En el barrio todos nos conocíamos. Yo era allí un niño feliz. Jugaba en la plaza con otros muchachos, a la sombra de unos árboles frondosos bajo los que se amparaban los bancos de hierro y madera donde los viejos se contaban batallitas de una guerra lejana. A su alrededor, los comercios, modestos y fiables, acompañaban a la pequeña iglesita blanca coronada por una espadaña con su campanita de agudos sones. Don Fadrique era el párroco, amigo de todos, fueran o no sus feligreses. Enfrente estaba la sucursal de la Caja de Ahorros, con sus estirados empleados que venían a trabajar desde el centro, y se marchaban en el autobús azul, sin mirar ni saludar a nadie. Eran los únicos extraños que acudían al barrio a trabajar. Los vecinos, por el contrario, solían marchar fuera de él a sus quehaceres cotidianos; los hombres a la cercana fábrica de repuestos industriales y las mujeres, en el autobús, a servir a algunos señoritos de la ciudad, como chachas o cocineras, o a las fábricas de tejidos. La escuela de niños y la contigua de niñas eran regentadas por don Rosendo y doña Finita, que estaban casados y ocupaban la modesta vivienda del piso superior del inmueble, detrás de la iglesia. La frutería de la señora Pepita, gorda, chistosa y amable, era parada obligatoria de la pandilla a la que la dueña obsequiaba con alguna manzana, melocotón o cualquier otra fruta y unos caramelos. En el taller de Tancredo “el Manitas”, donde se reparaban muebles, aparatos eléctricos y utensilios de cualquier clase, nos abastecíamos de listones y clavos con los que nos fabricábamos espadas y fusiles para nuestras imaginarias batallas en lo que llamábamos “El Campo”, unos solares abandonados, poblados de malas yerbas, que separaban el barrio de la ciudad, lejana y misteriosa.

Un día vinieron unos obreros con picos, palas y una espectacular maquinaria pesada con la que empezaron a excavar un enorme agujero en el centro de la plaza, que fue nuestra distracción por unos meses. Don Rosendo nos informó, orgulloso, que el barrio iba a tener parada de metro. Y a partir de entonces, los empleados de la Caja y las mujeres que trabajaban en la ciudad ya no utilizaron más el autobús azul, sino que bajaban las misteriosas escaleras, por las que los domingos descendíamos también nosotros, con nuestros padres y hermanos, en busca de emociones capitalinas.

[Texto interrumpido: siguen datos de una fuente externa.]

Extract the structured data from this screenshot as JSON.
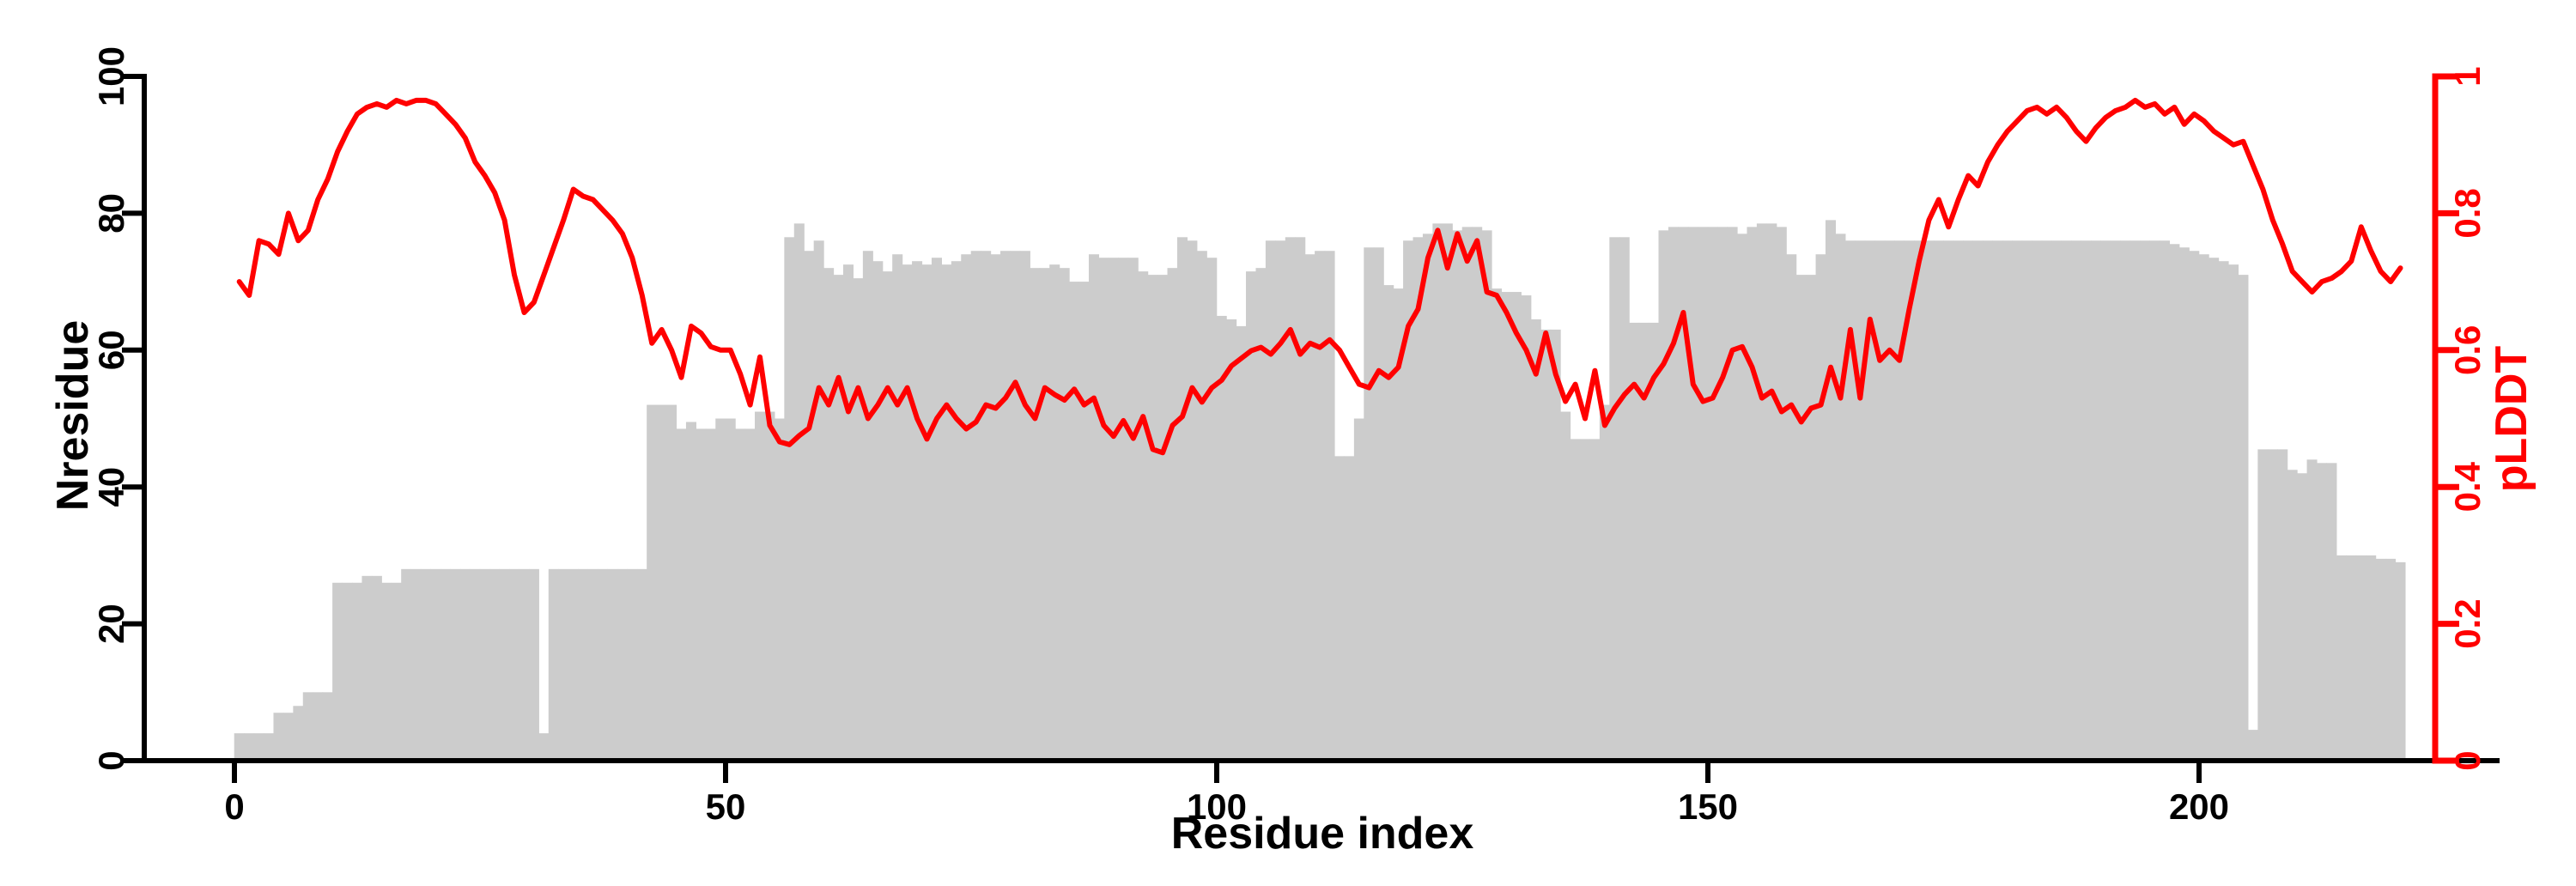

Poco a poco, la ciudad fue acercándose al barrio y las torres de cemento y cristal nos arrebataron el campo de nuestros belicosos juegos. Más tarde, se inauguró muy cerca un centro comercial y la señora Pepita cerró su frutería. La gente compró coches y  televisores, y se acostumbró a tirar las cosas viejas, y Tancredo se marchó a trabajar a otra ciudad. Don Fadrique se murió y don Rosendo y doña Finita se jubilaron, y la iglesia, la escuela y otras casas del barrio, fueron derribadas para construir unos enormes bloques de viviendas en cuyos bajos se instaló un nuevo y moderno templo, que solo abría los domingos, cuando venía a decir misa un cura joven que tocaba la guitarra. Yo ya me había hecho mayor, me había casado con la mujer de mis sueños y tenía dos hijos varones. Y el barrio fue cambiando conmigo hasta hacernos irreconocibles, el barrio y yo. Pasó mi vida, como un tren a toda velocidad por un andén desierto. Mi amadísima mujer falleció y mis hijos se fueron a Barcelona, y yo me quedé solo y jubilado, con los restos de mi barrio donde ya no conocía a casi nadie.

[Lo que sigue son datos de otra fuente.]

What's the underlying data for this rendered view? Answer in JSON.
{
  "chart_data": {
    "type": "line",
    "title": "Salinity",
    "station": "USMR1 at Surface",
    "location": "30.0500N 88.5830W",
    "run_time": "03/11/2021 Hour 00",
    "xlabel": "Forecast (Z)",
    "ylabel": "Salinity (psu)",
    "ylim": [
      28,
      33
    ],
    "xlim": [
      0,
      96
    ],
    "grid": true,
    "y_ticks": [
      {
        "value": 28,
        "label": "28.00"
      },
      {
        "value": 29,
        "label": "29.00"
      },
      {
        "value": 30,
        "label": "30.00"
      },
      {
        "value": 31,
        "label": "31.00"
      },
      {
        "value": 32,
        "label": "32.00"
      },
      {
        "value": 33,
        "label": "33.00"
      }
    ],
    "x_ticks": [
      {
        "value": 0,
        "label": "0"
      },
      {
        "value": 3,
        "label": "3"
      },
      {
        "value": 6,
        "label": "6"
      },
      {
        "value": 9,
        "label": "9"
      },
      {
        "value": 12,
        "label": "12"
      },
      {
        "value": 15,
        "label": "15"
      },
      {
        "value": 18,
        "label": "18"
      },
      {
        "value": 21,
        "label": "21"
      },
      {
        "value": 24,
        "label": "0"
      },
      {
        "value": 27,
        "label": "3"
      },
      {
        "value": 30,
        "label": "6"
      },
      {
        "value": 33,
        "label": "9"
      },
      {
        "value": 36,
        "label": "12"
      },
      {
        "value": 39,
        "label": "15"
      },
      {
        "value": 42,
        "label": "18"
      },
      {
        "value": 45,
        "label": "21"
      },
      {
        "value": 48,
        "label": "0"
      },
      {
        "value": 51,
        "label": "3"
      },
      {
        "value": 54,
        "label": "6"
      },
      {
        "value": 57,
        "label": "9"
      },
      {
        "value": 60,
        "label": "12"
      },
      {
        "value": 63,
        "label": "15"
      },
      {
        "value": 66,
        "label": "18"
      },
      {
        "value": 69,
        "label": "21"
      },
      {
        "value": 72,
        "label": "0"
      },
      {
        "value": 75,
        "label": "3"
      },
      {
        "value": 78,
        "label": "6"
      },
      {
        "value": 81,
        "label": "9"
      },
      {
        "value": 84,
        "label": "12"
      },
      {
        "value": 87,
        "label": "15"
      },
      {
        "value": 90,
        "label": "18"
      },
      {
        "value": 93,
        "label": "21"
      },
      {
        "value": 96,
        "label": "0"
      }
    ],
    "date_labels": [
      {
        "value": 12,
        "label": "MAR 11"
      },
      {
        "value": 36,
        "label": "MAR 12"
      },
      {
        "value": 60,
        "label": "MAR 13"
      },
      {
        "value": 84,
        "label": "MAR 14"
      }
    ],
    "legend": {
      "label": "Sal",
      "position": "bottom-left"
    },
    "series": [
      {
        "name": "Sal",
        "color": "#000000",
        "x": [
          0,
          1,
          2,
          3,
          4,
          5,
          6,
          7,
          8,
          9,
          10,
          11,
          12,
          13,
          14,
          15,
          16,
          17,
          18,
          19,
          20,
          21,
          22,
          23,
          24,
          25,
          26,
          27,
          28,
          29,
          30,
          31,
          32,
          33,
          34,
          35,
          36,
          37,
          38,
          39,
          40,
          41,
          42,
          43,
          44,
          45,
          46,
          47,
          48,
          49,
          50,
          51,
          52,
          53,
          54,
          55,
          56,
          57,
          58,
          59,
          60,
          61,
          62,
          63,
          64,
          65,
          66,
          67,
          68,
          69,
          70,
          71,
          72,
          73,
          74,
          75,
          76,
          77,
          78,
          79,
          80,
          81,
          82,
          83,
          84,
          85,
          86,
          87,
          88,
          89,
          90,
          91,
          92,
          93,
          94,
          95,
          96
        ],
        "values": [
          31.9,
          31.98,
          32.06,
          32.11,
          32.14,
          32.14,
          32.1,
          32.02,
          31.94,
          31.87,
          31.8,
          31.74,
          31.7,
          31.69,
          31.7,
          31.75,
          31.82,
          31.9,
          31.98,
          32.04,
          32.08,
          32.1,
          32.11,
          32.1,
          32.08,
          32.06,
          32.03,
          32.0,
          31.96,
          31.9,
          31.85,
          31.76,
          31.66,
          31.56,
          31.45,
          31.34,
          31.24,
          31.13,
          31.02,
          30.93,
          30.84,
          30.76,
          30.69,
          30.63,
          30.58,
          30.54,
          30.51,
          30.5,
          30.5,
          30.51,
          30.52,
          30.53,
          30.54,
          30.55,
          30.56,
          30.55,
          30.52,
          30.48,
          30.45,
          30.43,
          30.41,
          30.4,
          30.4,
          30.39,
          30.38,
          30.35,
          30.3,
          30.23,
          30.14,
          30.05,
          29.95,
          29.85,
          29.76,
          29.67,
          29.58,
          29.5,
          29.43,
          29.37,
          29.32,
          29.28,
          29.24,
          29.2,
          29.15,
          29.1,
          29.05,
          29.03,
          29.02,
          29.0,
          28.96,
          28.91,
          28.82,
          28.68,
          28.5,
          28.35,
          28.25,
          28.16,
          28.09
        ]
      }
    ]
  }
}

Hoy la plaza ya no tiene árboles, sino marquesinas metálicas, y en su centro han puesto un adefesio abstracto de hierro oxidado que nadie sabe qué representa. Mi vieja casa de planta baja sobrevive sola entre torres de cemento llenas de gente extraña. No quise venderla a la constructora, aunque me ofrecían una fortuna, y ha quedado como último testimonio de un barrio del que solo queda el nombre en su parada de metro.

Los domingos acudo a la nueva iglesia y le rezo a un Dios que no sé si existe, y le pido que, si hay un cielo para la buena gente, me devuelva allí mi viejo barrio para que pueda vivir en él, con los míos, por toda la Eternidad.